The default value is that of the static Config.ConvertNonBreakingSpaces property at the time the Renderer is instantiated.

Parameters:
convertNonBreakingSpaces - specifies whether non-breaking space (&nbsp;) character entity references are converted to spaces.
Returns:
this Renderer instance, allowing multiple property setting methods to be chained in a single statement.
See Also:
getConvertNonBreakingSpaces()

getConvertNonBreakingSpaces

public boolean getConvertNonBreakingSpaces()
Indicates whether non-breaking space (&nbsp;) character entity references are converted to spaces.

See the setConvertNonBreakingSpaces(boolean) method for a full description of this property.

Returns:
true if non-breaking space (&nbsp;) character entity references are converted to spaces, otherwise false.

setBlockIndentSize

public Renderer setBlockIndentSize(int blockIndentSize)
Sets the size of the indent to be used for anything other than LI elements.

At present this applies to BLOCKQUOTE and DD elements.

The default value is 4.

Parameters:
blockIndentSize - the size of the indent.
Returns:
this Renderer instance, allowing multiple property setting methods to be chained in a single statement.
See Also:
getBlockIndentSize()

getBlockIndentSize

public int getBlockIndentSize()
Returns the size of the indent to be used for anything other than LI elements.

See the setBlockIndentSize(int) method for a full description of this property.

Returns:
the size of the indent to be used for anything other than LI elements.

setListIndentSize

public Renderer setListIndentSize(int listIndentSize)
Sets the size of the indent to be used for LI elements.

The default value is 6.

This applies to LI elements inside both UL and OL elements.

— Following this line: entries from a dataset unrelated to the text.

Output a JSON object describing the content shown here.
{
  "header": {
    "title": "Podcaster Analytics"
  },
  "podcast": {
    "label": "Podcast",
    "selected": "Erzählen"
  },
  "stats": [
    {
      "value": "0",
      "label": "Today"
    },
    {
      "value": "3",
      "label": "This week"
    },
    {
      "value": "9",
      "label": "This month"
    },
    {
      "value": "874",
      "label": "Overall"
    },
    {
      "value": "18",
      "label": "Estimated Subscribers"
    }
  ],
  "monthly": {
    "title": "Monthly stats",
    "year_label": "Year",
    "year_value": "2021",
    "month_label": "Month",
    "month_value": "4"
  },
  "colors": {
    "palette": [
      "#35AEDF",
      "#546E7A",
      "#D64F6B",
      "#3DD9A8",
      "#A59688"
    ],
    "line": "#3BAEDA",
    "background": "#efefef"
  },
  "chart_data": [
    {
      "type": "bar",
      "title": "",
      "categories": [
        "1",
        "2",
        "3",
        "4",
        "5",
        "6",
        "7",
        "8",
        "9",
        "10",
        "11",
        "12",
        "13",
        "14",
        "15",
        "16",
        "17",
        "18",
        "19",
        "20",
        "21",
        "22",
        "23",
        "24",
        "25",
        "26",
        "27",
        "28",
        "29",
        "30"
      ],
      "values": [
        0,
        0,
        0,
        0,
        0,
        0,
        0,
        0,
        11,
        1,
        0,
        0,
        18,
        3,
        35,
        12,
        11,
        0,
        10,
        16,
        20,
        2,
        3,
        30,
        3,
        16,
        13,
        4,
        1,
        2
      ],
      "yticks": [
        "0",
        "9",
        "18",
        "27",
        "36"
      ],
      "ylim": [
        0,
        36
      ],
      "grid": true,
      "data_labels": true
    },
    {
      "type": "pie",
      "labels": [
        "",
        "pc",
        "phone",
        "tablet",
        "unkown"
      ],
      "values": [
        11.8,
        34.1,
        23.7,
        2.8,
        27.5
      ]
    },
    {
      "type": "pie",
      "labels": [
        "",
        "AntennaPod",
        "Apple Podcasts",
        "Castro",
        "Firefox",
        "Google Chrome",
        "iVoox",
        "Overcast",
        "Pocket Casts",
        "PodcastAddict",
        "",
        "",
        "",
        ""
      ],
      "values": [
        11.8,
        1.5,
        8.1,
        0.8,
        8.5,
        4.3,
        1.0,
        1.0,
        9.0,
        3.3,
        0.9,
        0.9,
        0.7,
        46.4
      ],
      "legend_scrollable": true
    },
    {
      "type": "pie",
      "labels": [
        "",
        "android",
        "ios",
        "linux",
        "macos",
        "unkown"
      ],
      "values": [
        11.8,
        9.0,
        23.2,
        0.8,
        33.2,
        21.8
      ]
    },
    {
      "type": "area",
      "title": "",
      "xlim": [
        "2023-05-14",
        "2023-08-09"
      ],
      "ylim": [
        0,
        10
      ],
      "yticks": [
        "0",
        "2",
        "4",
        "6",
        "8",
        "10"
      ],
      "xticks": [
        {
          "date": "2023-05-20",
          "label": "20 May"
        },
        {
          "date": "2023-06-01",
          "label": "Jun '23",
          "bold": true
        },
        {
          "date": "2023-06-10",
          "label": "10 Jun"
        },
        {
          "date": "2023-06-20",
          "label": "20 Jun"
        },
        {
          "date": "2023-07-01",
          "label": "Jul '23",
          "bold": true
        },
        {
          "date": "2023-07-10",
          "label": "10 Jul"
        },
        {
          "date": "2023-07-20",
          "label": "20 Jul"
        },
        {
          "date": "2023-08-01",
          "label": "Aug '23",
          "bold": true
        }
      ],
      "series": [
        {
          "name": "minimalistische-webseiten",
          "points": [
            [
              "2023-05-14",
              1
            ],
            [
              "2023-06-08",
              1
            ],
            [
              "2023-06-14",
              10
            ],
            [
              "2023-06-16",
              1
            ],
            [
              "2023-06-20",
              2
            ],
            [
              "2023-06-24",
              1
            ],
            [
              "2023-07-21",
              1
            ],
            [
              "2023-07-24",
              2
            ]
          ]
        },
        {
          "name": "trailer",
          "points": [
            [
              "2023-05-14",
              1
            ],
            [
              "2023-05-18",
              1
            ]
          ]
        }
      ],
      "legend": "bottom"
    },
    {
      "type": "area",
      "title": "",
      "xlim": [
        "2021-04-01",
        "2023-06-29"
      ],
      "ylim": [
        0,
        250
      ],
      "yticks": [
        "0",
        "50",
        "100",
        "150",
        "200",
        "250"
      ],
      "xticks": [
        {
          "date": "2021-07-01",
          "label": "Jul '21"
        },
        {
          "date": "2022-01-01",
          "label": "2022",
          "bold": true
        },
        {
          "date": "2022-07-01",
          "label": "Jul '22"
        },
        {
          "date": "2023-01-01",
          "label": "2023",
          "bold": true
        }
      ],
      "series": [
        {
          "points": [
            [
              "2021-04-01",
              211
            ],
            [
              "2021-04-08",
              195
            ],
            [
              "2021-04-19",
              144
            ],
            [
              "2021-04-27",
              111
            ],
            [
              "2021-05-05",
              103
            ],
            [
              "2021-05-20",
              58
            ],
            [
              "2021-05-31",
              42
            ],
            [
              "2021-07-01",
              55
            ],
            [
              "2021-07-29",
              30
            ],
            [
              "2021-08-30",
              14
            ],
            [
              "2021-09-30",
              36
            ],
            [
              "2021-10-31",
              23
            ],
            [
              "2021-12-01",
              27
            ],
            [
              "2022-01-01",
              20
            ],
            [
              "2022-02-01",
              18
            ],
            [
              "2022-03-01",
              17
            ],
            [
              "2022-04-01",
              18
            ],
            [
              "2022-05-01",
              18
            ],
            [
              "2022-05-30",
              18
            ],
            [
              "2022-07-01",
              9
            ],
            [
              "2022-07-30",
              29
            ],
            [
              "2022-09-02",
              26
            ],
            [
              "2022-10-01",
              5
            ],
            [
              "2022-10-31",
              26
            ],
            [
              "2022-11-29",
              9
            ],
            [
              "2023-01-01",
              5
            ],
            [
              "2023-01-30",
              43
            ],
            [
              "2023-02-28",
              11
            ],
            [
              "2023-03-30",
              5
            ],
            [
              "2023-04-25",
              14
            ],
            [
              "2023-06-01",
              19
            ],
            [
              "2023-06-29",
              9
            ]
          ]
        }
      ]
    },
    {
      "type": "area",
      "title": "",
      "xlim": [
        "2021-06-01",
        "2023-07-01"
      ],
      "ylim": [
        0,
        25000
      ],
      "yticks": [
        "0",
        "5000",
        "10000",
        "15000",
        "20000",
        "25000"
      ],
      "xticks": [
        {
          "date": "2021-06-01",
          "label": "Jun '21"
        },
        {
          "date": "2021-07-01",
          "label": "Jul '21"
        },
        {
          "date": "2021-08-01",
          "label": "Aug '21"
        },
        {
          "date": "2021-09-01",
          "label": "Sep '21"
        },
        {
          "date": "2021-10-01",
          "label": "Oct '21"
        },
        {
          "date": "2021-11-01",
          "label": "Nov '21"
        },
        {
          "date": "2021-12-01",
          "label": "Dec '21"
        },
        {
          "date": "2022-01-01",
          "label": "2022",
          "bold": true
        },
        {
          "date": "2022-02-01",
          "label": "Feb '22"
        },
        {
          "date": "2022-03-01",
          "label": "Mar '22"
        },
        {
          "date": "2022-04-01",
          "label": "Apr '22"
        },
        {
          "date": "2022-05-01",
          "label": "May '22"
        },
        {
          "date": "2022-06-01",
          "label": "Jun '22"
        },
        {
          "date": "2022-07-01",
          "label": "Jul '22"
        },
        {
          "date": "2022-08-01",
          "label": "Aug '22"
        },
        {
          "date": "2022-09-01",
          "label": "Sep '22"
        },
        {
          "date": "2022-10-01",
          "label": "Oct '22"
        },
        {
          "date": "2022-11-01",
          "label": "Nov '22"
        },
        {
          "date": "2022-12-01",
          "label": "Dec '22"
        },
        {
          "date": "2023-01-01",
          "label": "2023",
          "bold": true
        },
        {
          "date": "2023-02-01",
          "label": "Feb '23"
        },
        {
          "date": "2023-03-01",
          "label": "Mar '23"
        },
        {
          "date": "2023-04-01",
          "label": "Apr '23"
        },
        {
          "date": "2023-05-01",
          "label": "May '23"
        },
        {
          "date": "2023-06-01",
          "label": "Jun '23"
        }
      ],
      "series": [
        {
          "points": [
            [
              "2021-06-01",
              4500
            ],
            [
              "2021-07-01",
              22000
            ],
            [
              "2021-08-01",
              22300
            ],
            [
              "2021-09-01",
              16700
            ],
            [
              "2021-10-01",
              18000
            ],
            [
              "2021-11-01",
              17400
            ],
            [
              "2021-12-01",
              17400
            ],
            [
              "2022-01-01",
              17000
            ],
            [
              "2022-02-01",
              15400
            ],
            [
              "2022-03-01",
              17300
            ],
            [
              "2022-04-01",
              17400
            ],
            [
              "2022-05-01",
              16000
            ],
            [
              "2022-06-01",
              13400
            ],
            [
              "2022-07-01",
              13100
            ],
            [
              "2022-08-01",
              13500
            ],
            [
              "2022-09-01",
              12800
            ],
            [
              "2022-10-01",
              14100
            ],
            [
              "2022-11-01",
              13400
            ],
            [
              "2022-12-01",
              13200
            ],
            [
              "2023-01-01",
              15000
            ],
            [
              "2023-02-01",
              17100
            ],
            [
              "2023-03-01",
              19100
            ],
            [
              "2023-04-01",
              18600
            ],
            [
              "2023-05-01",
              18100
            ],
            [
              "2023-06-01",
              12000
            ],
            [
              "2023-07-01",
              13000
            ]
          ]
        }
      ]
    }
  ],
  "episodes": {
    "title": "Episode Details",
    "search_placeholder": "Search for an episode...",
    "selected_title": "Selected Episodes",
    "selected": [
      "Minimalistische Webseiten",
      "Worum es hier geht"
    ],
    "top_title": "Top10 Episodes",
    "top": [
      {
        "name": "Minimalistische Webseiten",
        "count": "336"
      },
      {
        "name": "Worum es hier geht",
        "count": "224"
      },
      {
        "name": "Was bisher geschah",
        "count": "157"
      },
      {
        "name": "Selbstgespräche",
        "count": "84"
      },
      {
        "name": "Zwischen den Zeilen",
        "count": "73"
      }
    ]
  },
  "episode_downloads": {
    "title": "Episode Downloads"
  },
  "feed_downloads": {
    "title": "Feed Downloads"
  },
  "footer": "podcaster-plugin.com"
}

The bullet or number of the list item is included as part of the indent.

Parameters:
listIndentSize - the size of the indent.
Returns:
this Renderer instance, allowing multiple property setting methods to be chained in a single statement.
See Also:
getListIndentSize()

getListIndentSize

public int getListIndentSize()
Returns the size of the indent to be used for LI elements.

See the setListIndentSize(int) method for a full description of this property.

Returns:
the size of the indent to be used for LI elements.

setListBullets

public Renderer setListBullets(char[] listBullets)
Sets the bullet characters to use for list items inside UL elements.

The values in the default array are *, o, + and #.

If the nesting of rendered lists goes deeper than the length of this array, the bullet characters start repeating from the first in the array.

WARNING: If any of the characters in the default array are modified, this will affect all other instances of this class using the default array.

Parameters:
listBullets - an array of characters to be used as bullets, must have at least one entry.
Returns:
this Renderer instance, allowing multiple property setting methods to be chained in a single statement.
See Also:
getListBullets()

getListBullets

public char[] getListBullets()
Returns the bullet characters to use for list items inside UL elements.

See the setListBullets(char[]) method for a full description of this property.

Returns:
the bullet characters to use for list items inside UL elements.

setTableCellSeparator

public Renderer setTableCellSeparator(java.lang.String tableCellSeparator)
Sets the string that is to separate table cells.

The default value is " \t" (a space followed by a tab).

Parameters:
tableCellSeparator - the string that is to separate table cells.
Returns:
this Renderer instance, allowing multiple property setting methods to be chained in a single statement.
See Also:
getTableCellSeparator()

getTableCellSeparator

public java.lang.String getTableCellSeparator()
Returns the string that is to separate table cells.

See the setTableCellSeparator(String) method for a full description of this property.

Returns:
the string that is to separate table cells.